At Kogod, Clayton is the course coordinator for Principles of Marketing (MKTG300), where students learn about decision making in marketing and practice business writing. Clayton’s pedagogical research has significantly changed how Kogod approaches the writing component; he found that while the course was writing intensive, it didn’t necessarily enable students to develop writing skills. “When I joined Kogod eleven years ago, the course included a semester-long paper. Now, students have the opportunity to practice what they’re being taught, collect feedback on their writing, and go through the editing process,” he explained.
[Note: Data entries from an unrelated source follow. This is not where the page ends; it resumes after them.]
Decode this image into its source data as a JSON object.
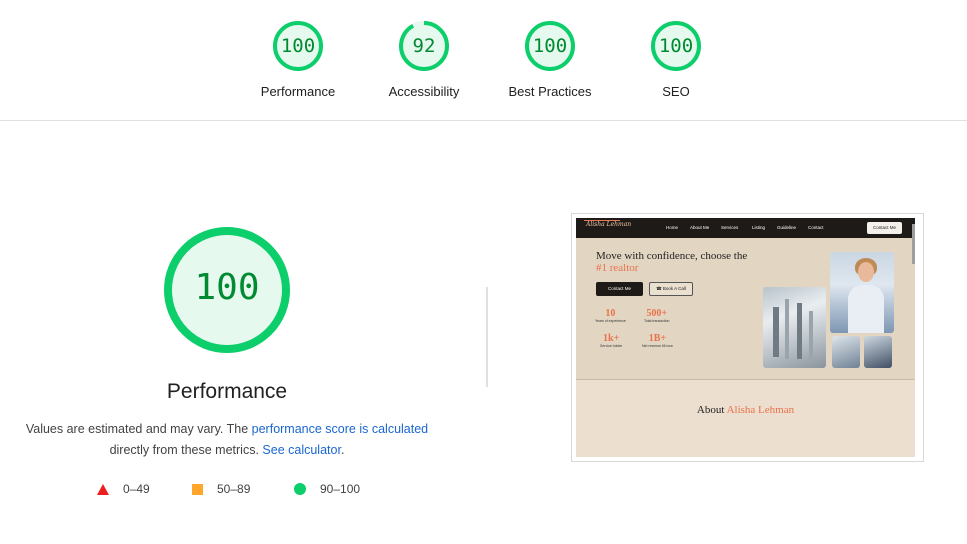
{
  "categories": [
    {
      "label": "Performance",
      "score": "100",
      "value": 100,
      "color": "#0cce6b"
    },
    {
      "label": "Accessibility",
      "score": "92",
      "value": 92,
      "color": "#0cce6b"
    },
    {
      "label": "Best Practices",
      "score": "100",
      "value": 100,
      "color": "#0cce6b"
    },
    {
      "label": "SEO",
      "score": "100",
      "value": 100,
      "color": "#0cce6b"
    }
  ],
  "main": {
    "score": "100",
    "value": 100,
    "title": "Performance",
    "desc_part1": "Values are estimated and may vary. The ",
    "desc_link1": "performance score is calculated",
    "desc_part2": "directly from these metrics. ",
    "desc_link2": "See calculator",
    "desc_part3": "."
  },
  "legend": [
    {
      "range": "0–49",
      "color": "#eb1f1f",
      "shape": "triangle"
    },
    {
      "range": "50–89",
      "color": "#ffa62b",
      "shape": "square"
    },
    {
      "range": "90–100",
      "color": "#0cce6b",
      "shape": "circle"
    }
  ],
  "thumbnail": {
    "logo": "Alisha Lehman",
    "nav": [
      "Home",
      "About Me",
      "Services",
      "Listing",
      "Guideline",
      "Contact"
    ],
    "nav_button": "Contact Me",
    "headline_1": "Move with confidence, choose the",
    "headline_2": "#1 realtor",
    "btn_primary": "Contact Me",
    "btn_secondary": "Book A Call",
    "stats": [
      {
        "num": "10",
        "label": "Years of experience"
      },
      {
        "num": "500+",
        "label": "Total transaction"
      },
      {
        "num": "1k+",
        "label": "Service holder"
      },
      {
        "num": "1B+",
        "label": "Net revenue till now"
      }
    ],
    "about_prefix": "About ",
    "about_name": "Alisha Lehman"
  }
}
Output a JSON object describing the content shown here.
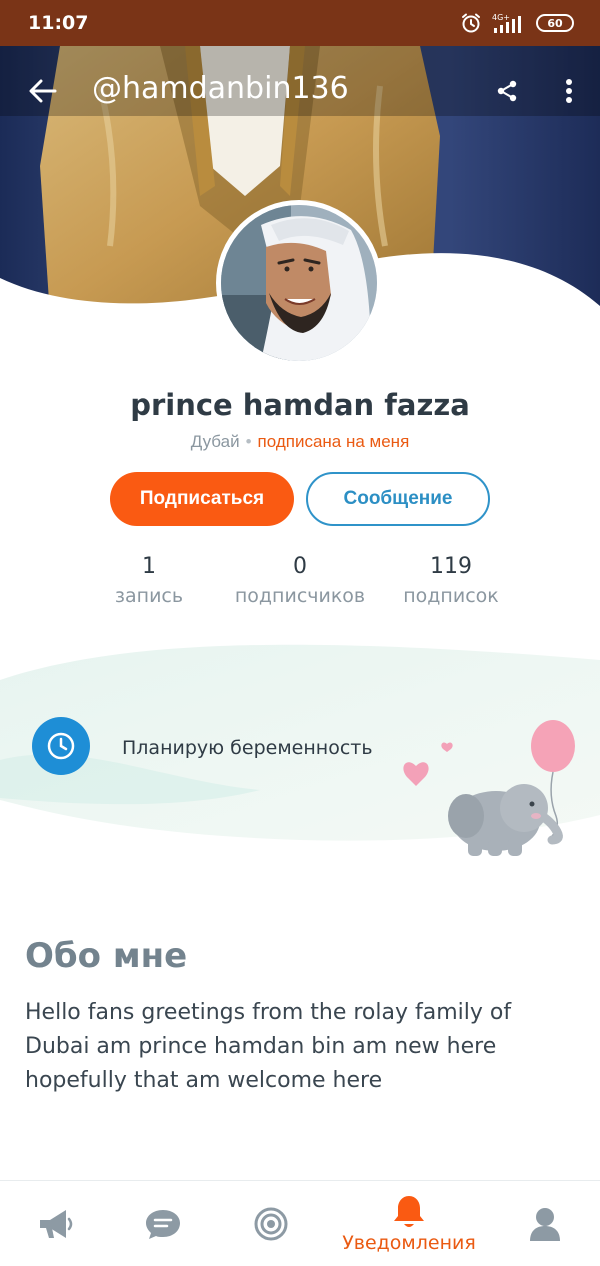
{
  "status_bar": {
    "time": "11:07",
    "network": "4G+",
    "battery": "60"
  },
  "header": {
    "handle": "@hamdanbin136"
  },
  "profile": {
    "name": "prince hamdan fazza",
    "city": "Дубай",
    "follows_me": "подписана на меня",
    "subscribe_label": "Подписаться",
    "message_label": "Сообщение"
  },
  "stats": [
    {
      "value": "1",
      "label": "запись"
    },
    {
      "value": "0",
      "label": "подписчиков"
    },
    {
      "value": "119",
      "label": "подписок"
    }
  ],
  "status_card": {
    "text": "Планирую беременность"
  },
  "about": {
    "title": "Обо мне",
    "text": "Hello fans greetings from the rolay family of Dubai am prince hamdan bin am new here hopefully that am welcome here"
  },
  "bottom_nav": {
    "items": [
      {
        "icon": "megaphone-icon",
        "label": ""
      },
      {
        "icon": "chat-bubble-icon",
        "label": ""
      },
      {
        "icon": "target-icon",
        "label": ""
      },
      {
        "icon": "bell-icon",
        "label": "Уведомления",
        "active": true
      },
      {
        "icon": "person-icon",
        "label": ""
      }
    ]
  },
  "colors": {
    "accent": "#fa5a12",
    "link_blue": "#2f93c9",
    "status_bar": "#7a3417",
    "clock_badge": "#1e8ed6"
  }
}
We try to emphasize that writing is a process and that none of us are perfect writers our first time.”
Michael Clayton
Professor of Marketing, Kogod School of Business
Marketing is just as much about communicating ideas as it is about having them, and Clayton sets his students up for success by teaching both.
He also prioritizes readying students for the inevitable changes they’ll face in their careers. Clayton has spent over twenty years in marketing and over ten teaching it, so he’s seen firsthand how digital marketing has caused the entire field to evolve. “In the late nineties, many folks in business school who didn’t love numbers went with marketing since it was the least numbers-oriented path. But that’s no longer true,” he said. “We’re surrounded by data all the time now, and when I take my students to different agencies, we hear continuously that every employee needs to be a data scientist.” Though marketing students don’t necessarily need to develop their own systems and models, they do need to recognize different types of data and how they can use it in their daily lives. Through coursework and real-world examples, Clayton allows students to get comfortable with data early to enter the workforce with that knowledge in their toolkit.
As for Clayton himself, he still has plenty of things to learn about changes in the marketing world. Besides his continued work in pedagogy, he’s also interested in how people engage with the wide variety of products available to them. “In certain categories, there are consumers who exhibit quite a bit of variety-seeking behavior—it’s not that they haven’t liked products they’ve used in the past, but they get some benefit and value out of trying new things and having different experiences,” he explained. “I’m interested in experimenting in that area to see how people seek variety.”
Meanwhile, he’ll continue to bring his research and advertising experience to the classroom. Clayton often brings rough drafts from previous projects into the classroom to allow students to gain an understanding of the development process.
“They can see how we went from a storyboard or an animatic, through the market research, and finally to the produced commercial,” he said. “Behind every ad is a story of how you got to that final point.” Once they have that perspective of the whole picture, Kogod students are well-equipped to enter the marketing world with an appreciation for everything that goes into it.